California,
Nicely put. I agree with what your are saying but I feel that the comments are a little general. From an economic stand point, Japanese, Korea and China are not playing fair in our market. By manipulating their currency, it allows them an unfair advantage in our market place.
I do agree with your comments on GM legecy costs. (the negotiators of the old union contracts just pushed the buck to the later generations.)
The point the article made to me is the US market is only so big, and by buying goods made by foreign companies, in the US, is not really helping the US. Be it cars or toys etc. Auto's are what makes the front page.
Owning an industrial engineering firm that design builds and installs machines for industry, I am faced with this on a weekly basis. I live in Ohio, there is a Honda car plant, motorcycle plant, the Anna engine plant (the largest engine manufacturing plant in the world) and about 150-250 suppliers for these Honda facilities.
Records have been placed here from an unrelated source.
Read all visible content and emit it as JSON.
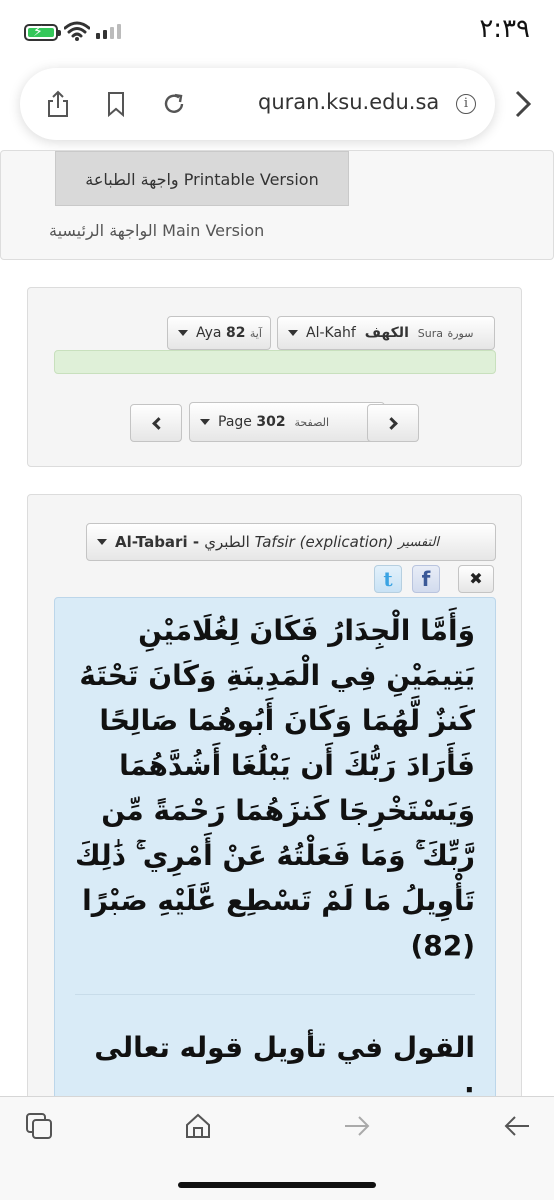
{
  "status_bar": {
    "time": "٢:٣٩",
    "icons": [
      "battery-charging-icon",
      "wifi-icon",
      "cellular-signal-icon",
      "location-arrow-icon"
    ]
  },
  "browser": {
    "url": "quran.ksu.edu.sa",
    "icons": [
      "share-icon",
      "bookmark-icon",
      "reload-icon",
      "info-icon",
      "forward-chevron-icon"
    ]
  },
  "versions": {
    "printable_label": "واجهة الطباعة Printable Version",
    "main_label": "الواجهة الرئيسية Main Version"
  },
  "navigation": {
    "sura": {
      "prefix_ar": "سورة",
      "prefix_en": "Sura",
      "name_ar": "الكهف",
      "name_en": "Al-Kahf"
    },
    "aya": {
      "prefix_ar": "آية",
      "number": "82",
      "prefix_en": "Aya"
    },
    "page": {
      "prefix_ar": "الصفحة",
      "number": "302",
      "prefix_en": "Page"
    }
  },
  "tafsir": {
    "label_ar": "التفسير",
    "label_en": "Tafsir (explication)",
    "book_ar": "الطبري",
    "book_en": "Al-Tabari",
    "verse_text": "وَأَمَّا الْجِدَارُ فَكَانَ لِغُلَامَيْنِ يَتِيمَيْنِ فِي الْمَدِينَةِ وَكَانَ تَحْتَهُ كَنزٌ لَّهُمَا وَكَانَ أَبُوهُمَا صَالِحًا فَأَرَادَ رَبُّكَ أَن يَبْلُغَا أَشُدَّهُمَا وَيَسْتَخْرِجَا كَنزَهُمَا رَحْمَةً مِّن رَّبِّكَ ۚ وَمَا فَعَلْتُهُ عَنْ أَمْرِي ۚ ذَٰلِكَ تَأْوِيلُ مَا لَمْ تَسْطِع عَّلَيْهِ صَبْرًا (82)",
    "commentary_heading": "القول في تأويل قوله تعالى :"
  },
  "bottom_toolbar": {
    "icons": [
      "tabs-icon",
      "home-icon",
      "forward-arrow-icon",
      "back-arrow-icon"
    ]
  }
}
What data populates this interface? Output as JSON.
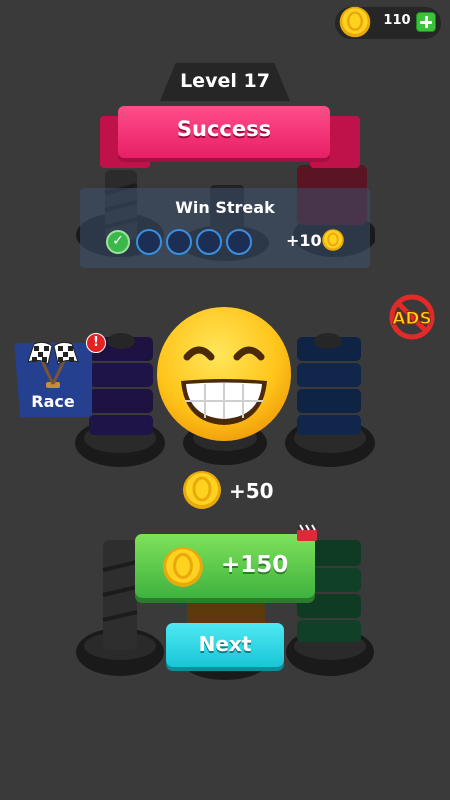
{
  "hud": {
    "coins": "110"
  },
  "level": {
    "label": "Level 17"
  },
  "result": {
    "title": "Success"
  },
  "win_streak": {
    "title": "Win Streak",
    "reward": "+10",
    "steps_completed": 1,
    "steps_total": 5
  },
  "race": {
    "label": "Race",
    "badge": "!"
  },
  "no_ads": {
    "label": "ADS"
  },
  "reward": {
    "amount": "+50"
  },
  "bonus": {
    "amount": "+150"
  },
  "next": {
    "label": "Next"
  },
  "colors": {
    "success": "#ff3b7d",
    "bonus": "#5fd34a",
    "next": "#27d4e3",
    "coin": "#f6c21c"
  }
}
Having been in business long before the Honda plants were even here, Guess how many engineering jobs I have gotten from any of the plants? If you guessed ZERO you would be correct. It is a small world I live in business wise, and my competitors have had as much success as I have at doing work with them.
You know who gets the work? There is an industrial park that houses some Japanese industrial engineers....They do all of it. To top it off, they buy Japanese parts (pnuematic cylinders, valves, controls etc) to put on the machines. Where do they get parts? From a Japanese parts house, that imports it from Japan. I was in plant this week looking at a safety guard for a new press. This plant does metal stamping for Honda. Where were the presses from? Japan. In fact every peice of equipment in the plant has been brought over from Japan. Care to guess where the dies are made that they use to form the parts? Sony computers, Panasonic TV's in the break room, I could go on...
Me? 99% of the products we represent and use on a daily basis are made in Chicago, Bimba air cylinders, Barrington Automation, Wilkerson FRLs, Parker, etc. All made here.
The article just hits close to home for me. I am not complaining about business, it is very good and I have been fortunate. But, this week, we had 2 plants close that we have done business with every year for the last 15 years..Keystone Powedered Metal (auto related components) and Lancaster Glass......
Darren
Last edited by Fluid Power; 03-23-2007 at 11:29 AM.